Any sensible government would be focused on making work pay and getting Britain working again but no.

Labour were happy to strip Winter Fuel Payments from millions of pensioners, but when it comes to saying no to their own backbenchers, Keir Starmer suddenly finds his backbone missing.

The Lib Dems, Reform UK, the Greens, Plaid and the SNP all support scrapping the two-child benefit cap.

The Conservatives take a different view. Welfare should be a safety net, not a way of life. It should support people back into work, not write them off. That is why we will vote against scrapping the two-child benefit cap. And that is why we have set out a serious plan to bring the welfare bill under control with £23 billion of savings already identified.

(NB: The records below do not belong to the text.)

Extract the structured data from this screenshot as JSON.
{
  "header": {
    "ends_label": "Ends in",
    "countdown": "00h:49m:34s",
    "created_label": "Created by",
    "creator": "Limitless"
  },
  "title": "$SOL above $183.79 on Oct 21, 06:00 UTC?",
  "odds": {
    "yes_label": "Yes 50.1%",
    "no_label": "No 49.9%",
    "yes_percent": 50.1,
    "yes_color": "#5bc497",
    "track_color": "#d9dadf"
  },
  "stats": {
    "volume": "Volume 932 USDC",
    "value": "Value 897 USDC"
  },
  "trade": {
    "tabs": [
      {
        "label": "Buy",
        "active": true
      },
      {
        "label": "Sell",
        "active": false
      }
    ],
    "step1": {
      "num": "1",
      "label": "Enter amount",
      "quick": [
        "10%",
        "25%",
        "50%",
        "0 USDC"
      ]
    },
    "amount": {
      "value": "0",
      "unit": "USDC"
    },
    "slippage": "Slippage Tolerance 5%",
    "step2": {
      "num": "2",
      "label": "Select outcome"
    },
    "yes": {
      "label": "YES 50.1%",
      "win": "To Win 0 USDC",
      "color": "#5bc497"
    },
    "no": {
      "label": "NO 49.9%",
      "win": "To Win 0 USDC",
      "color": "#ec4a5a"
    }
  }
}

We will restrict welfare to UK citizens, stop giving sickness benefits to people with milder mental health conditions who would be better off in work, stop the abuse of the Motability cars scheme, strengthen job-seeking requirements, and yes, keep the two-child benefit cap in place, because fairness cuts both ways.

The previous Conservative Government had begun that work. The Office for Budget Responsibility estimated those reforms would cut long-term benefit dependency by almost half a million people and save billions. Labour scrapped them. Now they want Parliament to wave through even more unfunded spending and call it progress.

This vote draws a clear dividing line. Labour and Reform want to spend more, borrow more, and pretend there is no cost. The Conservatives are prepared to say no.

Because a welfare system that rewards worklessness is not compassionate, not fair, and not sustainable. And the people who pay for it deserve better.